I think technology might exacerbate this a little bit. We definitely have seen, historically, a lot of parachute conservation efforts where external researchers with funding and fancy tech tools are coming in without having a lived, detailed understanding of these landscapes, trying to figure them out from the outside.
There's so much more we could learn by incorporating not just traditional or local ecological knowledge, but by bringing in very diverse perspectives from people who see science differently, who see conservation differently, who see sustainability differently and making sure that we're building those perspectives into how we think about conservation and how we plan these monitoring projects.
Tech is at a very interesting place. It could either exacerbate these divides or we could put in the time and effort and work to make sure that these tools support the efforts that exist already, that support human livelihoods and human concerns as well as inventories and metrics and assessments that global organizations need to understand what kind of impact we have on the world.
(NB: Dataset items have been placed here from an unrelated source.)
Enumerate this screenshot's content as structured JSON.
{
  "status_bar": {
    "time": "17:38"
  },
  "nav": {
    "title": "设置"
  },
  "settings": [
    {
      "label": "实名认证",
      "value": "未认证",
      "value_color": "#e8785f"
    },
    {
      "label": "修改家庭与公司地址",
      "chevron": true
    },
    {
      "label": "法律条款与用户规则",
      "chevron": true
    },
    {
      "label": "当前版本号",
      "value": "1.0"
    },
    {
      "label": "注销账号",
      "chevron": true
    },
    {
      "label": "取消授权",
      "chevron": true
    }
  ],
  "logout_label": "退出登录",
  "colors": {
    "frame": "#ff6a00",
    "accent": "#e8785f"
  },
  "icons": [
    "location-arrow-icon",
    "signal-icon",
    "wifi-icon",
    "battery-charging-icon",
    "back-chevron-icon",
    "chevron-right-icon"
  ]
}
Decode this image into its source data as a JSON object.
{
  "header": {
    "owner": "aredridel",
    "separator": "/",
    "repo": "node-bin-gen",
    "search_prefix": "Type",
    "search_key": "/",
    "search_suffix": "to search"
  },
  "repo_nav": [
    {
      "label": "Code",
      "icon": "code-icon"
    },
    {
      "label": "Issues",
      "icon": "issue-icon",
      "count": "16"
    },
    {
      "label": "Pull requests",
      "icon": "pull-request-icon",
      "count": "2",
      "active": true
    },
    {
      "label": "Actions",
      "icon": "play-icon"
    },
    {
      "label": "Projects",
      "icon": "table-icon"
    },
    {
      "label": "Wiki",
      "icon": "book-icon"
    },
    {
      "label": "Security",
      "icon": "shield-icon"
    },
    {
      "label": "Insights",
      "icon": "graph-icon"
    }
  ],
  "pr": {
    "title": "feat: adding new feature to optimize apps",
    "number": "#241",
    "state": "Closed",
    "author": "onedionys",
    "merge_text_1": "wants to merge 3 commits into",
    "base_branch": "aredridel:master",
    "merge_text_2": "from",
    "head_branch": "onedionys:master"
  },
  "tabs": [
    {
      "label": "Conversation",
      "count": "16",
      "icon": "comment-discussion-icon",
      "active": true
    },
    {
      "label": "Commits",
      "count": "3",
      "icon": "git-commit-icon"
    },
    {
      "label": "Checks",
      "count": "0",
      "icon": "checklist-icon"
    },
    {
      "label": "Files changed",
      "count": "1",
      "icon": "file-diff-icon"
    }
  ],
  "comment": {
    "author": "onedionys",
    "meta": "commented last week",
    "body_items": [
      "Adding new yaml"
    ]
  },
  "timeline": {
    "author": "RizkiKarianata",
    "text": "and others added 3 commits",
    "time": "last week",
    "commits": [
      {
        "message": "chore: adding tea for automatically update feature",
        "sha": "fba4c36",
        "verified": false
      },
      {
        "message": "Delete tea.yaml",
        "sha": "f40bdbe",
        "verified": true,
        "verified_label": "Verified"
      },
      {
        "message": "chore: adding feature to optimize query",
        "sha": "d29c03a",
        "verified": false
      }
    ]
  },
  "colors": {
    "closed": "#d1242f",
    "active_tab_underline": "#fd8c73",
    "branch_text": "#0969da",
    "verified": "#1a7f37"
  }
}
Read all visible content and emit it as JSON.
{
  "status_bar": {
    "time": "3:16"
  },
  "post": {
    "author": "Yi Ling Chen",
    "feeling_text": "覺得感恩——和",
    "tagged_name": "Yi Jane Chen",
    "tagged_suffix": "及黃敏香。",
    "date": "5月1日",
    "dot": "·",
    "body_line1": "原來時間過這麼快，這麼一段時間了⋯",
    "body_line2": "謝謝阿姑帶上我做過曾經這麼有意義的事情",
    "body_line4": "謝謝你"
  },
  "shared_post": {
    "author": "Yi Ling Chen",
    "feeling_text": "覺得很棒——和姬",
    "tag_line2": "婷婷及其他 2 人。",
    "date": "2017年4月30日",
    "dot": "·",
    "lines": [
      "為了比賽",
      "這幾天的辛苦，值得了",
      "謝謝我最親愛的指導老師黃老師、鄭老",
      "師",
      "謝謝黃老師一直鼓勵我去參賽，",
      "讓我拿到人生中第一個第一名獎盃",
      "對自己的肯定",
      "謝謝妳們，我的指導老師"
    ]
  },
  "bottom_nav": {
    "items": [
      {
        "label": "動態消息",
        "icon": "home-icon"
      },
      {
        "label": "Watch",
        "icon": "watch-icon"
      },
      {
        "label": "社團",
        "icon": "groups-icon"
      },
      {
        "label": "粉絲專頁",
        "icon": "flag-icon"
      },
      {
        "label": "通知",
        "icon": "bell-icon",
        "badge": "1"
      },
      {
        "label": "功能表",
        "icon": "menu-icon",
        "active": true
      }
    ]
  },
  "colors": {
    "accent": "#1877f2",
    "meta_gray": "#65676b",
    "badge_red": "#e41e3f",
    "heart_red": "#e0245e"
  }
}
I have a very positive feeling that we're moving in the right direction in this space and that the right conversations are happening and the right concerns are being elevated. Innovation and development like that we're seeing in the XPRIZE right now have these ideas in mind. We can make these tools have the right kind of impact.
XPRIZE: How we can work to make STEM a larger tent and invite more of these perspectives?
Dr. Meredith Palmer: My goal as a conservationist is to innovate new tools, new ways of understanding the world around us, new ways of quantifying what's in an ecosystem and monitoring that change through time. I want new ways to do that and to do that better. But, I also want to ensure that I'm not imposing my idea of how biodiversity should be surveyed, or how areas should be protected into contexts that I don't have a very good understanding of. The innovations that we make, the tools that we make, have to be accessible and used by people on the ground.
Those efforts have to be driven by the people who have to live with them and coexist with these landscapes and these animals that we're moving to protect.
There's really two ways to kind of meet in the middle for making these tools and methods accessible. One of them is kind of coming from the grassroots. There's a big need to invest in improving technical literacy in diverse communities, including minority groups like women, but also really focusing on putting resources and opportunities in the hands of researchers in these biodiversity hotspots who might not have the funding for a big tech lab or the funding or accessibility to bring in new tech tools. Doing some work to raise global technical literacy to put opportunities to access those tools into the hands of people on the ground.
The people who are innovating these tools, who are creating these new methods, who are out there pushing on the forefront of technology and bringing it into conservation should always be thinking about how do we make this tool straightforward? How do we make this tool open source? How do we make this tool free and accessible? How do we make it easier to put into the hands of the people on the ground?
I've seen so many wonderful innovations developed in the last couple of years that we can't apply in practice because the people that we’re trying to give these tools to can’t take advantage of where we're going in the tech space. They don't have the time to learn how to code. They don't have the time to learn how to program a device. They don't have the time to learn how to fly a drone.
Anything that we can do as we're developing these tools to make it easier for them to be picked up is going to really be the thing that unlocks the potential for deployment of these different techniques and the impact that will come from that.